Back at Marty’s house, he and Paige are in the garage. Marty tells her not to open the door, because “he could be standing right outside!” Um, so how exactly were they planning to leave, anyway? Marty then realizes he forgot something, so he runs back into the house. As it turns out, he almost forgot the book of stories he wrote for his daughters. We know this because the front cover is labeled “Stories for Charlotte and Emily”. (And, yes, we’ve known the girls’ names for a while now. But since I can’t tell which one’s supposed to be Charlotte and which one’s Emily, and since they’re never seen apart, I see no problem with referring to them combined as “Marty’s daughters” for the duration of this review.)

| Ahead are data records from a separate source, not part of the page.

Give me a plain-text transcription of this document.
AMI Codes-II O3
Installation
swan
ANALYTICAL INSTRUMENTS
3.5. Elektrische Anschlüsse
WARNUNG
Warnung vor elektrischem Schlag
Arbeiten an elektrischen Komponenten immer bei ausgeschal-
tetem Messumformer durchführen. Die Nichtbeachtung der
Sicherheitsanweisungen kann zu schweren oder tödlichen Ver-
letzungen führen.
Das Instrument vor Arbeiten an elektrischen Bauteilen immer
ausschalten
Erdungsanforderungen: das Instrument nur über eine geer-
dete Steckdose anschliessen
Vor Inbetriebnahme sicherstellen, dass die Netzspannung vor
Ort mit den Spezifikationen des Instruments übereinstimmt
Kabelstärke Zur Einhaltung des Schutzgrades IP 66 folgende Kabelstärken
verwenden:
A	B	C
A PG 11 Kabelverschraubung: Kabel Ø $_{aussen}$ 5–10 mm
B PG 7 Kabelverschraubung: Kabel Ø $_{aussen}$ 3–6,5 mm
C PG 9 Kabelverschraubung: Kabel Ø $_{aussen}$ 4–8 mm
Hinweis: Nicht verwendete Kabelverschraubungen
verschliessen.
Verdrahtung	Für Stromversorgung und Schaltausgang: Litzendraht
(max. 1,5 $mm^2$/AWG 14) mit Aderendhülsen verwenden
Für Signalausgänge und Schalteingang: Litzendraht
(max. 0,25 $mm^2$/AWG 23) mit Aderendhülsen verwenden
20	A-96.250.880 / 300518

Meanwhile, Alfie is getting into his car with Marty’s daughters in the back seat. He tells them to buckle up (Safety first, right?) and turns the key, but the car won’t start [?]. The younger daughter keeps asking for Mommy, which finally sends Alfie flying off the handle. He contorts his face violently and yells at them both to shut up, which is their first clue that Something Bad is happening to them.
The two girls start crying and holding each other. “Be at peace, Charlotte,” Alfie tells them. “Be at peace, Emily.” Finally, he pulls off. Down the block, Marty recognizes Alfie’s car as they drive past. He sees his daughters are in the back seat, so he starts chasing after Alfie’s car on foot [!].
The girls see him chasing behind them. “It’s Daddy!” the older one says. “He’s not your daddy!” Alfie yells. For some reason, Alfie continues driving his car just slow enough so that Marty can keep up. As Marty runs frantically, the most horrific part of this movie occurs: The caption “To Be Continued” appears on the screen. And with that, we end part one.